Üç Aralığın ertesi var
Reklam
Harika Külçür

Harika Külçür

Harika’yla yaşama dair

Üç Aralığın ertesi var

04 Aralık 2017 - 22:35

Altı Aralık mavi gözlüler günü olsun bundan sonra. O göz rengini kutlayıverelim bir günlüğüne. Sonra sekiz Ocak sarışınlar, 19 Şubat kısa, 17 Mart uzun boylular günü olsun. Bir günlüğüne vur patlasın çal oynasın, bağırış, çağırış, ertesi gün aynı tas, aynı hamam.

Üç Aralık Dünya Engelliler Günü diye uyduruverdim yukarıdakileri. Öyle ya o gün eğlencceğiz hep birlikte. Engelliler şöyle, engelliler böyle. Farkındalık için çeşit çeşit etkinlikler. Nutuklar, veryansınlar…

Dört Aralıkta pembe renk kirli griye boyanacak bir kez daha. Aynı hayat, aynı telaş, aynı zorlukla.

Engellilik… Neye göre, kime göre? Gece evde oturup dururken elektriklerinizin kesildiğini düşünün mesela . Kaçınız rahatça gidip mutfaktan mumu arayıp bulabilir?

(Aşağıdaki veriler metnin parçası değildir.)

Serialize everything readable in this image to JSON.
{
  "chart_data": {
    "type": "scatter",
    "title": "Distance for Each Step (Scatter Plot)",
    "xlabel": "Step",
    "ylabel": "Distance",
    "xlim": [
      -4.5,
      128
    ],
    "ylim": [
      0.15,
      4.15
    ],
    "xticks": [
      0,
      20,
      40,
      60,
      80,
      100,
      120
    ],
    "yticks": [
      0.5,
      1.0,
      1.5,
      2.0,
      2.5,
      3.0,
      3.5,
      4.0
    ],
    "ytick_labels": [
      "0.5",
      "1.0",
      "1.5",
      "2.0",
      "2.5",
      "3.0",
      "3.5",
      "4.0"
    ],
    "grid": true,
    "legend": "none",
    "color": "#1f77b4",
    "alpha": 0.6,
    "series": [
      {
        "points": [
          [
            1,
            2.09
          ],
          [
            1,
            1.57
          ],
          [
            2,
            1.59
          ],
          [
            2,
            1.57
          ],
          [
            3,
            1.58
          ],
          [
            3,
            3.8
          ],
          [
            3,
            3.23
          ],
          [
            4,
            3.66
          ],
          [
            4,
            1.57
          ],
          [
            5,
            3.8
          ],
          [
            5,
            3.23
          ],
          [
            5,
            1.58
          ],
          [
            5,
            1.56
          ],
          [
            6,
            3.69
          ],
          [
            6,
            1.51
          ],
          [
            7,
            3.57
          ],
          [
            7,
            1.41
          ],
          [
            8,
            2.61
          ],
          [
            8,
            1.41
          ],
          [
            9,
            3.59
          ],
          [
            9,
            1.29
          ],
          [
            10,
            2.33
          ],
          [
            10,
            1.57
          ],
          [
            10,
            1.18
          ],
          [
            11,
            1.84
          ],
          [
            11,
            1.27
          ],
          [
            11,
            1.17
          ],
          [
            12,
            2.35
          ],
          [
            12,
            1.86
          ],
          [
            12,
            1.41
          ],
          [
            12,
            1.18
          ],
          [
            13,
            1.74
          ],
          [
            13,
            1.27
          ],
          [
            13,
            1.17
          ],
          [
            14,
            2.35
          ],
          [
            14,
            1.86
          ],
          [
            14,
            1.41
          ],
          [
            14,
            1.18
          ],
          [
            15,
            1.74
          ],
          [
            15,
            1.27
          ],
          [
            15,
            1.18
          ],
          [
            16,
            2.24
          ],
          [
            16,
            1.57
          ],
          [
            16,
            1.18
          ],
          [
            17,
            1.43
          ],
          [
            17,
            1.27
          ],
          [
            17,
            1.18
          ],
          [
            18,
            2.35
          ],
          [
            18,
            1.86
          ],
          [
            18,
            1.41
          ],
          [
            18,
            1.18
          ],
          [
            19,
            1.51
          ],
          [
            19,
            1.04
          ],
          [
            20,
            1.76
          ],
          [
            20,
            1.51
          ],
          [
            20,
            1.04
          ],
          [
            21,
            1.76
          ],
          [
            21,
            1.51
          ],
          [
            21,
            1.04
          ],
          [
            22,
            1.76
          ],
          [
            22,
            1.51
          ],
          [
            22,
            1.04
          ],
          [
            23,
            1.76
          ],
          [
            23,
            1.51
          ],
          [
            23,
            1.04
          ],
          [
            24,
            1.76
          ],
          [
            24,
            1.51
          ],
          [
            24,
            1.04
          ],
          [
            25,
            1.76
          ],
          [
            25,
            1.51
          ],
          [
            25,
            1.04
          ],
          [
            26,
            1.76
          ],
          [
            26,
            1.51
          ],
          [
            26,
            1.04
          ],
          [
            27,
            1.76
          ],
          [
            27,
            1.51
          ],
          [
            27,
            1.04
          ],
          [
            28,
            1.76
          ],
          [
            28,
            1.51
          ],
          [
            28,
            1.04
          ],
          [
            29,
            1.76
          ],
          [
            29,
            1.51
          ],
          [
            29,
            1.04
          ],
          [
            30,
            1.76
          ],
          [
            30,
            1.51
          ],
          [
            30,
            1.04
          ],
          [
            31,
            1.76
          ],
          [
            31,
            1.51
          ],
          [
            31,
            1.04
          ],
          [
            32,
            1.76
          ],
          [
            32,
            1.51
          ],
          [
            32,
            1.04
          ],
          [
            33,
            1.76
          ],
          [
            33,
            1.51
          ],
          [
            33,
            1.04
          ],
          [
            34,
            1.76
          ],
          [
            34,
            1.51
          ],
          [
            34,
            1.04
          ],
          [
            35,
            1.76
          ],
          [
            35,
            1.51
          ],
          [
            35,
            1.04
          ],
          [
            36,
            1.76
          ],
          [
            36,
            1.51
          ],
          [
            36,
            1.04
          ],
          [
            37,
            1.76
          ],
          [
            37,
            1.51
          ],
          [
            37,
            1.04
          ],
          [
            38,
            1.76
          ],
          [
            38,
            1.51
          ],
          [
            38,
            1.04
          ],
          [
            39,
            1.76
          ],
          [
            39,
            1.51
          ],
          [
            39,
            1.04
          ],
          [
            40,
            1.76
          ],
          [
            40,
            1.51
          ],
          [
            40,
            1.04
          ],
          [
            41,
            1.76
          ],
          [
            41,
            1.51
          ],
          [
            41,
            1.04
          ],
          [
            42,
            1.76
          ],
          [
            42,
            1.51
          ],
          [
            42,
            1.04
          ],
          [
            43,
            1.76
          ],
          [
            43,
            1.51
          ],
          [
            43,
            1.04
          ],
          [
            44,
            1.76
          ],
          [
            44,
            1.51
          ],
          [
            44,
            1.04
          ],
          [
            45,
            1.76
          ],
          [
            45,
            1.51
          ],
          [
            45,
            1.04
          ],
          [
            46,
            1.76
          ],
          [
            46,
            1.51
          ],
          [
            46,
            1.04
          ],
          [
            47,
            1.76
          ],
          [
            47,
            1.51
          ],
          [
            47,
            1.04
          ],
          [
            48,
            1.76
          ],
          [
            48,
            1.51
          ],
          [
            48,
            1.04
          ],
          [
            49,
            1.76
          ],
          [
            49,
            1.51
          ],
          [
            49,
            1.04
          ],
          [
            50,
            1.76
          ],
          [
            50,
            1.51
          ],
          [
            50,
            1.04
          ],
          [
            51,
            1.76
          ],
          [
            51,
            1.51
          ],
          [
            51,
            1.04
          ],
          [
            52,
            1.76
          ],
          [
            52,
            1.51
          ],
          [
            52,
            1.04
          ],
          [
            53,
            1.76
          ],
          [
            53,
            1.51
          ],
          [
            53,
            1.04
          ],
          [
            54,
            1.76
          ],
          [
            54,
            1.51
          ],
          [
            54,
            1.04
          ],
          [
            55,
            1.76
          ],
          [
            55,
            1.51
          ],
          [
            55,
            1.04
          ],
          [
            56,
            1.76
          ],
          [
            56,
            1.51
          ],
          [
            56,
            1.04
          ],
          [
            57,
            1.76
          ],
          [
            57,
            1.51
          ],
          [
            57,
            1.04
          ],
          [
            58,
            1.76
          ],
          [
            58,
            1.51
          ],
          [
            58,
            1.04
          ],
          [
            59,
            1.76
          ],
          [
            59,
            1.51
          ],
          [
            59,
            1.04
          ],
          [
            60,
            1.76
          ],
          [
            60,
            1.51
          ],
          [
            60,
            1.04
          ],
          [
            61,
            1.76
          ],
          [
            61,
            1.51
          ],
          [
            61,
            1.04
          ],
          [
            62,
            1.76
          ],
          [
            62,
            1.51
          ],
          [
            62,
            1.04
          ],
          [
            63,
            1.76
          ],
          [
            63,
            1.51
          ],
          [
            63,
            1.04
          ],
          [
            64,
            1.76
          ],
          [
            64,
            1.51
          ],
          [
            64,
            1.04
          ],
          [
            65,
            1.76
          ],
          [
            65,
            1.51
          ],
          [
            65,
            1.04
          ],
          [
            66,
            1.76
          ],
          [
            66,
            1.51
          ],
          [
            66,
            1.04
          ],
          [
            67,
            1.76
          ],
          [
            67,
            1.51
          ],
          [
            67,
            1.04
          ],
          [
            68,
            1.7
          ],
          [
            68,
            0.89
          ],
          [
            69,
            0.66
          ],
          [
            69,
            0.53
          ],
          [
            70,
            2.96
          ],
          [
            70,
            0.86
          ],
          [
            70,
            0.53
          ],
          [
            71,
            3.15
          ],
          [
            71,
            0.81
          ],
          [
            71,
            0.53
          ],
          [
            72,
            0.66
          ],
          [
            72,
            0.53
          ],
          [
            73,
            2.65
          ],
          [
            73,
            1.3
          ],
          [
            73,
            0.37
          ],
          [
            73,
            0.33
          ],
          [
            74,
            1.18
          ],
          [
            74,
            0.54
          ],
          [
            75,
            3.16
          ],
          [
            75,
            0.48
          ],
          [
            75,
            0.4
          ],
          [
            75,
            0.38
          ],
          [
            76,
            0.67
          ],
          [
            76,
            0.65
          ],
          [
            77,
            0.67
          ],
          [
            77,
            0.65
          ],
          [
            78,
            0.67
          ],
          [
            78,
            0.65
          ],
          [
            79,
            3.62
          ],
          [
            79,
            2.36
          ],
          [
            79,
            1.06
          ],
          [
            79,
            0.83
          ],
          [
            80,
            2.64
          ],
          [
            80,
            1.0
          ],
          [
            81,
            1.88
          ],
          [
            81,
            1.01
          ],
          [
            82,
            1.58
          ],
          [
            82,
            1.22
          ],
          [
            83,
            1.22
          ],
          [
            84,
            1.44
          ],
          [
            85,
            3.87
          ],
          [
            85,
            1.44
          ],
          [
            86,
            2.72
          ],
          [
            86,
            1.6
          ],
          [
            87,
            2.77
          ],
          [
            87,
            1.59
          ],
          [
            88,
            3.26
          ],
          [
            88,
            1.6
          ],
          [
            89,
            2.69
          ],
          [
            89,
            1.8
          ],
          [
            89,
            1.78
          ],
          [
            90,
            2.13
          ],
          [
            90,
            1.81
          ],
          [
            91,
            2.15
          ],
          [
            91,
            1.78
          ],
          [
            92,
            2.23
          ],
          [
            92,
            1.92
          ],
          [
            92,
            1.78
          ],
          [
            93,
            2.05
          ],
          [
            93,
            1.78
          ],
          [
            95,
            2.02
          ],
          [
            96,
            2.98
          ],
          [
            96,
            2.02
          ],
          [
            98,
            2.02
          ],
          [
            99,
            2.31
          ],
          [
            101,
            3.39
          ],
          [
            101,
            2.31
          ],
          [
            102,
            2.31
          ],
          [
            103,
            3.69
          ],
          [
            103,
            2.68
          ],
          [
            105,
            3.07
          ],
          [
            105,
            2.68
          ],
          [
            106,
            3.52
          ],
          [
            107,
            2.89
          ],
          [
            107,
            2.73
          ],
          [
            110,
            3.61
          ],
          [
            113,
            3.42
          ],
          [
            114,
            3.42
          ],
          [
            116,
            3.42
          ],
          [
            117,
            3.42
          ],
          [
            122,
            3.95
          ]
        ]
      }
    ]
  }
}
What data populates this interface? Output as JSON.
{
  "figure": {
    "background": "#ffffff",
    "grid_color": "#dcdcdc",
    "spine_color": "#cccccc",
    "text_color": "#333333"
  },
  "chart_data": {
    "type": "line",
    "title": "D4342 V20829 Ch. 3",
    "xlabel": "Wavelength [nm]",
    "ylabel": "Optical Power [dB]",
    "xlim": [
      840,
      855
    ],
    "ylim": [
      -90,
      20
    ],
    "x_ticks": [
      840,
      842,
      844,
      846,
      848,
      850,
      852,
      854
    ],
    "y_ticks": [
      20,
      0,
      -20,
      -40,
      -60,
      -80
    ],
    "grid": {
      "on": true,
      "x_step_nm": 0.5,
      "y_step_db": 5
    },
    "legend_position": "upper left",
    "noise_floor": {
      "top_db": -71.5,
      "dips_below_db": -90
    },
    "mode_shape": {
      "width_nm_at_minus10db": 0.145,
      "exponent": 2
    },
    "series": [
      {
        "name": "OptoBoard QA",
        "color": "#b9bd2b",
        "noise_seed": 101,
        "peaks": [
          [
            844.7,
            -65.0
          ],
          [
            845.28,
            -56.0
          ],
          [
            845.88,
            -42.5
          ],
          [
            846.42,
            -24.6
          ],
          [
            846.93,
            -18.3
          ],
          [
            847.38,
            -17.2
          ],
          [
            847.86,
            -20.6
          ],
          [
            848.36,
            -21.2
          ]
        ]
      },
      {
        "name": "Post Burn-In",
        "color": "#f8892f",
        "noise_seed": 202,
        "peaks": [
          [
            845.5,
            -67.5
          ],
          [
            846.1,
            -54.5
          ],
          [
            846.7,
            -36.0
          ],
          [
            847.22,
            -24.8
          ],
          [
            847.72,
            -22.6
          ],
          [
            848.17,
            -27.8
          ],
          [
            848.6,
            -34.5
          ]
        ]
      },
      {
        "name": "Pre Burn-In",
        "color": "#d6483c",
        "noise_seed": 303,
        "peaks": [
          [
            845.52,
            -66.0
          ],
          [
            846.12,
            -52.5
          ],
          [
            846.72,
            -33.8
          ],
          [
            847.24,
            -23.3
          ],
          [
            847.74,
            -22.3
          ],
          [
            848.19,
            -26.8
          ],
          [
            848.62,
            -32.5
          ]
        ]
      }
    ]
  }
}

Veya kilo vereceğim diye kaslarınızı fazla zorladığınızda kaçınız kolayca inip çıkabilir o barikat gibi kaldırımları? Cevap tabii ki hayır. O zaman engelli taraf bir anda değişiyor değil mi? Zira görme engelli karanlıkla başetmesini biliyor ve her an görüyor işini. Ortapedik rahatsızlığı olan da akrobasi yapa yapa tırmanıyor rampasını bir türlü yapmadığınız kaldırımlardan merdivenlerden. Farklılığı engelli.

Hele de özürlü olarak yaftalıyıveriyoruz hemen. Oysa ki mavi gözlülük nasılsa, fiziksel eksiklik de öyle. Utanılacak, sıkılınılacak, özgüven kıracak bir olgu değil. Allah’tan gelen yaradılış. Bunu sorgulamak haddimiz değil. Her şerde öyle hayırlar gizli ki çünkü. Herkes öteki beriki demeden üstüne düşeni yapsa. Mesela sarı bantlar. Evet furya halinde yapılıyor her yere, güzel. Ancak o bandı çekmekle bitiyor mu iş? Ne işi var sarı bandın üzerinde elektrik direğinin veya dallı kollu ağacın. Kaş yaparken göz çıkartma. Görmeyen kişi bantın olduğuna güvenle yoluna hızla devam ediyor, sonra o da ne? Burunda kanama, derin acı, şarkıdaki gibi isyan. Yapmak için diye değil, yararlı olsun diye yapılmalı herşey.Yapılan şeyin ilgilisinin görüşünü alarak, sorarak, düşünerek, danışarak. 1993 tarihli doktora tezi var İzmir Yüksek Teknoloji Üniversitesinde. Kaldırım boyları, rampaların yüksekliği, sinyalizasyon hakkında. Benim bilmediğim nice çalışmalar vardır başkaca. Bu bilimsel incelemeler ışığında yapmalı bu tarz çalışmaları. Yoksa Bayraklı Adliye önü gibi koca duvar şeklinde olur kaldırımlar ve kimse geçemez kolayca.

Sonra istismarcılar var bir de. Yardım olsun diye toplanıyor paralar Bu da acımayı, acındırmayı körüklüyor toplumda. Öyle ya merhametliyiz ülkece.Oysa fiziksel rahatsızlığı bulunan bireylerin nasıl istihdam edileceği, nasıl eğitileceği yönünde çözümler üretmeli dernekler, vakıflar. Ürettikleri güzel çözümleri toplumla, devletle paylaşmalılar. Yoksa para zarflarıyla, yardım maksatlı iki dergi satarak çözüm sağlanmaz kanımca.

Bitmez bu konu. Dahaaa çooook çalışmamız gerek. Çünkü Üç Aralık gününün ertesi var.